"I don't know her. I never saw her in my life."

"Then why—"

"That part can wait. I'll explain later. You were saying that as soon as you talked with me over the telephone you did something. What was it?"

"Oh, yes, I called up Doctor Steele, chief surgeon in the psychopathic ward, who happens to be a friend of mine and one of us besides"—he tapped the badge he wore under his coat lapel—"and told him I was bringing you down to see this woman, and he volunteered some information of the case in advance of your coming. I've forgotten just what he called the form of insanity which has seized her—it's a jaw-breaking Latin name—but anyhow, he said his preliminary diagnosis convinced him that it must have been coming on her for some time; that it was marked by delusions of persecution and by an exaggerated ego, causing its victims to imagine themselves the objects of plots engineered by the most distinguished personages, such as rulers and high dignitaries; and that while in this state a man or a woman suffering from this particular brand of lunacy was apt to shift his or her suspicion from one person to another—first perhaps accusing some perfectly harmless and well-meaning individual, who might be a relative or a near friend, and then nearly always progressing to the point in his or her madness where the charge was directed against some famous character."

"Did you hear anywhere any mention made of a daughter—the red-haired child of twelve years ago?" inquired Miss Smith.

"To be sure I did, but I'd forgotten about her," said Mullinix. "Mrs. Sheehan told me that somewhere in her excited narrative Mrs. Vinsolving did say something about the daughter. As nearly as I can recall, she told Mrs. Sheehan that five or six weeks ago, or some such matter, her daughter had tried to kill her and that she thought then the daughter had gone mad, but that now she knew the girl had joined the Kaiser's gang for pay. I made a mental note of this part of the rigmarole at the time Mrs. Sheehan was repeating it to me, and then it slipped my mind. But now putting that yarn alongside of what Doctor Steele tells me about the symptoms of the disease, I see the connection—first the daughter, then the strange servant girl and finally the Kaiser. But say, I wonder why the daughter hasn't been keeping some sort of a guard over the poor demented creature?
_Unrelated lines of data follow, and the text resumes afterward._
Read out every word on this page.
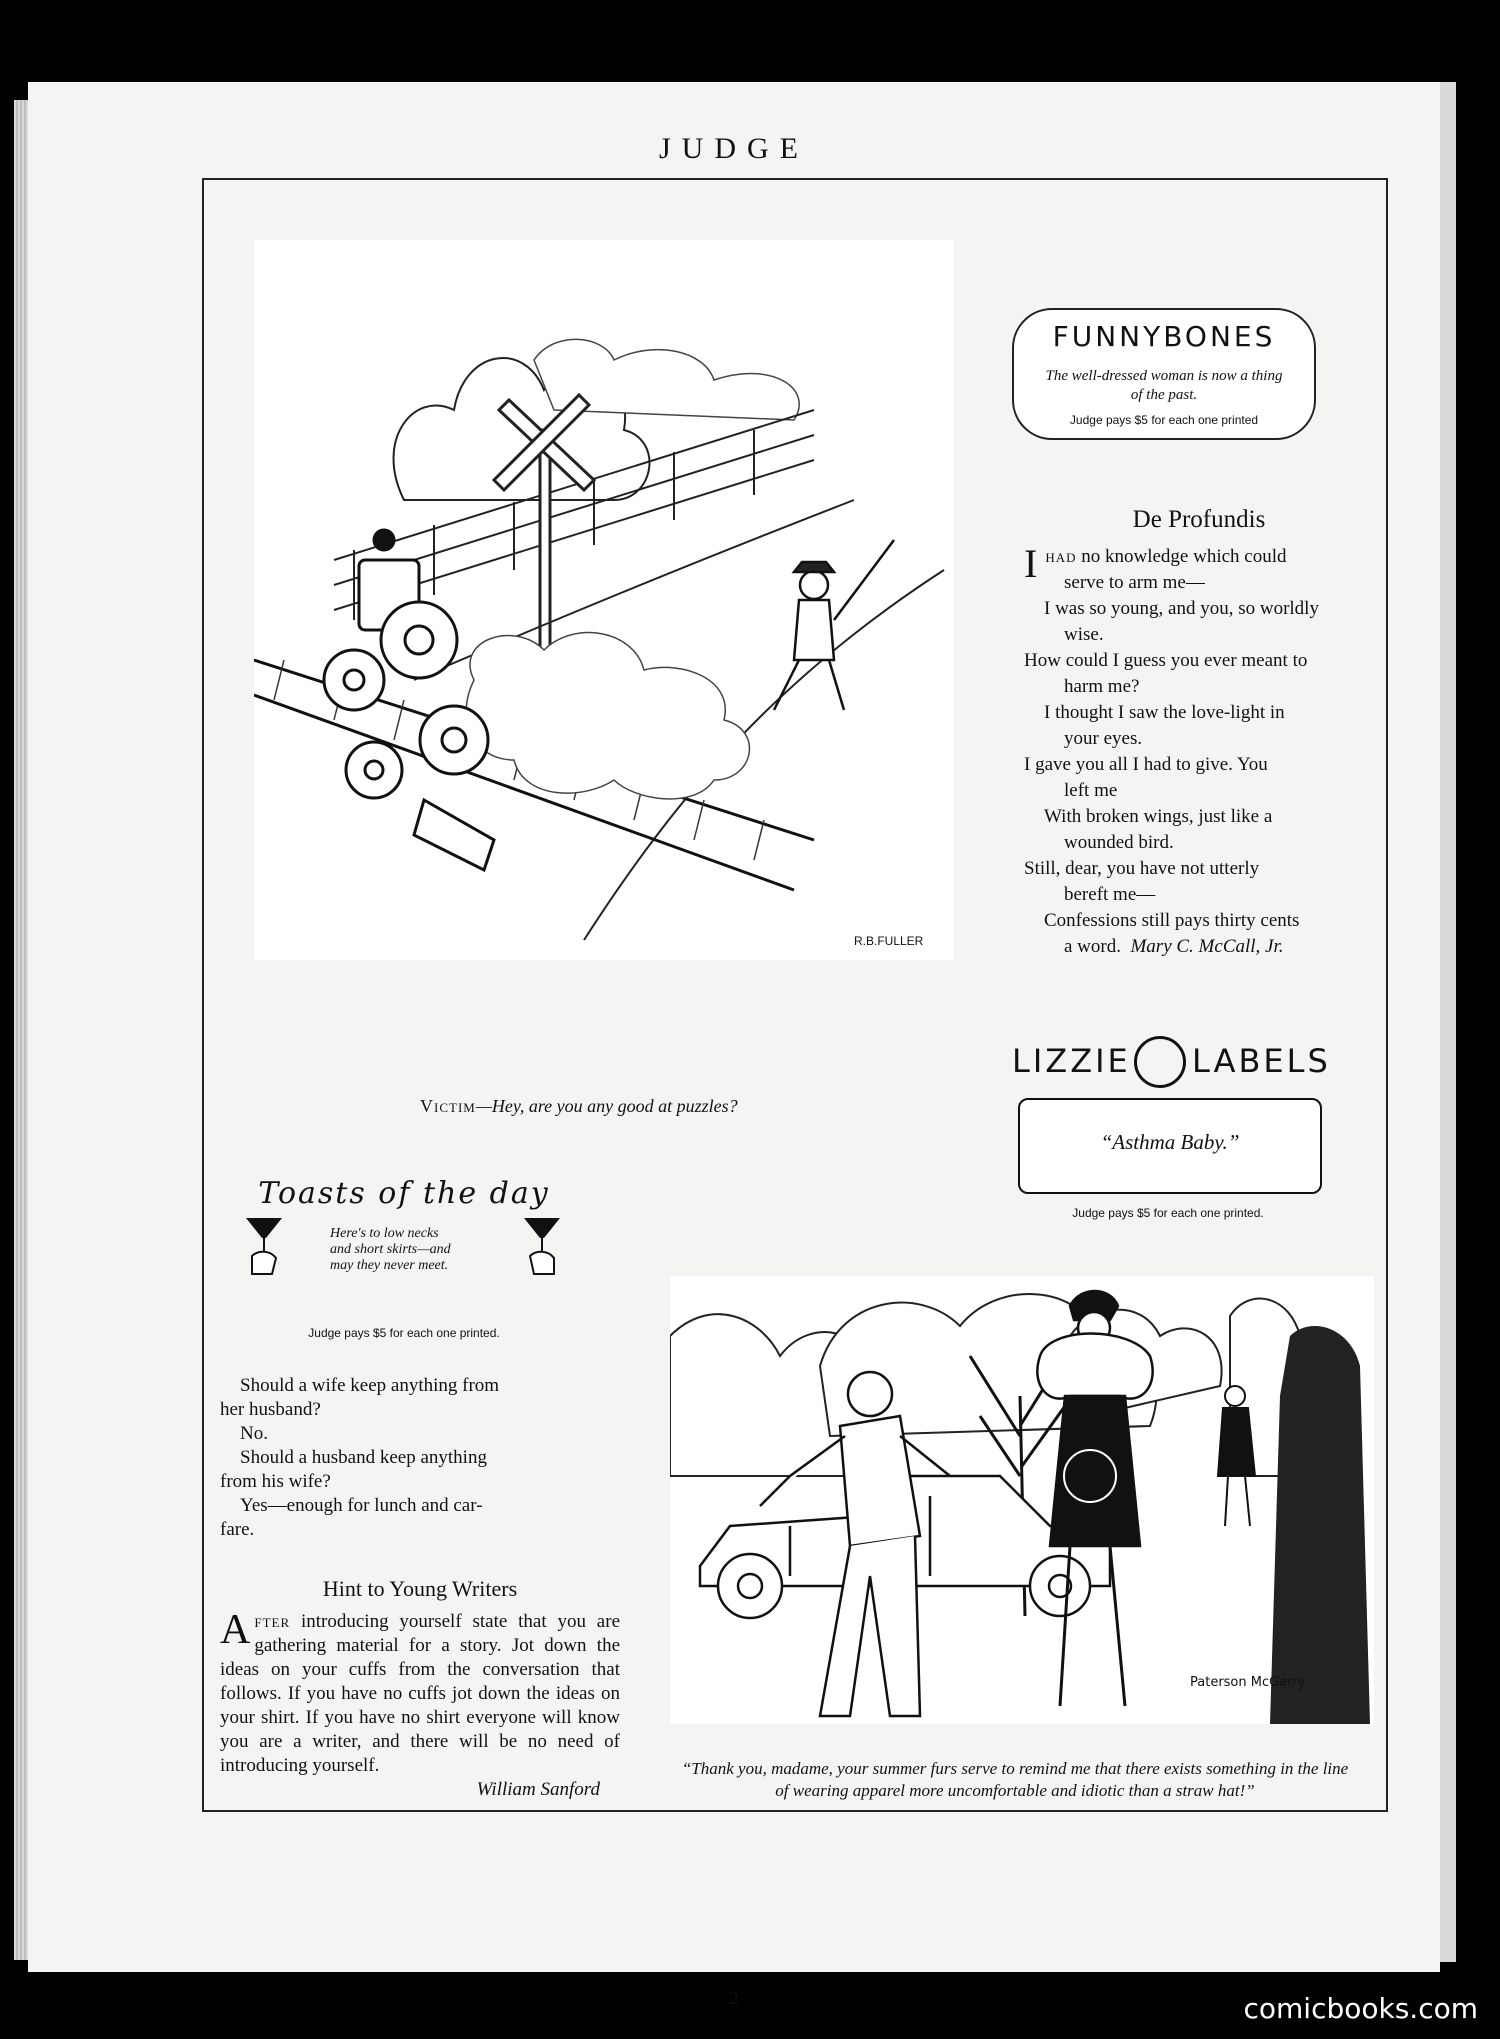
JUDGE
R.B.FULLER
Victim—Hey, are you any good at puzzles?
FUNNYBONES
The well-dressed woman is now a thing of the past.
Judge pays $5 for each one printed
De Profundis

Ihad no knowledge which could

serve to arm me—

I was so young, and you, so worldly

wise.

How could I guess you ever meant to

harm me?

I thought I saw the love-light in

your eyes.

I gave you all I had to give. You

left me

With broken wings, just like a

wounded bird.

Still, dear, you have not utterly

bereft me—

Confessions still pays thirty cents

a word. Mary C. McCall, Jr.

LIZZIE LABELS
“Asthma Baby.”
Judge pays $5 for each one printed.
Toasts of the day
Here's to low necks
and short skirts—and
may they never meet.
Judge pays $5 for each one printed.

Should a wife keep anything from

her husband?

No.

Should a husband keep anything

from his wife?

Yes—enough for lunch and car-

fare.

Hint to Young Writers

After introducing yourself state that you are gathering material for a story. Jot down the ideas on your cuffs from the conversation that follows. If you have no cuffs jot down the ideas on your shirt. If you have no shirt everyone will know you are a writer, and there will be no need of introducing yourself.

William Sanford

Paterson McGarry
“Thank you, madame, your summer furs serve to remind me that there exists something in the line of wearing apparel more uncomfortable and idiotic than a straw hat!”
2	comicbooks.com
What can she have been thinking about herself to let her mother go running foot-loose round the country, nursing these changing delusions?"

"She couldn't very well help herself," put in Miss Smith. "The daughter is in an asylum—put there five weeks ago on the mother's complaint."

"But heavens alive, how could that have happened?"

"Very easily—under the laws of this state," she answered grimly. Then speaking more quickly: "I've changed my mind about going to Bellevue with you. Please tell the driver to take me to the Grand Central Station. I don't know what train I'm going to catch, except that it's the next one leaving on the Hudson River Division for up state. You go on then, please, to the hospital and find out all you can about this case and call me on the long-distance to-night—no, that won't do either. I don't know where I'll be. I may be in Peekskill or in Albany—I can't say which. I tell you—I'll call you at eight o'clock; that will be better.

"No, no!" she went on impetuously, reading on his face the protest he meant to utter. "My wrist is well bandaged and giving me no pain. I'm thinking now of what a poor brave girl had on both her wrists when last I saw her and of what she must have been enduring since then. I'll explain the biggest chapter of the story to you on the way over before you drop me at the station."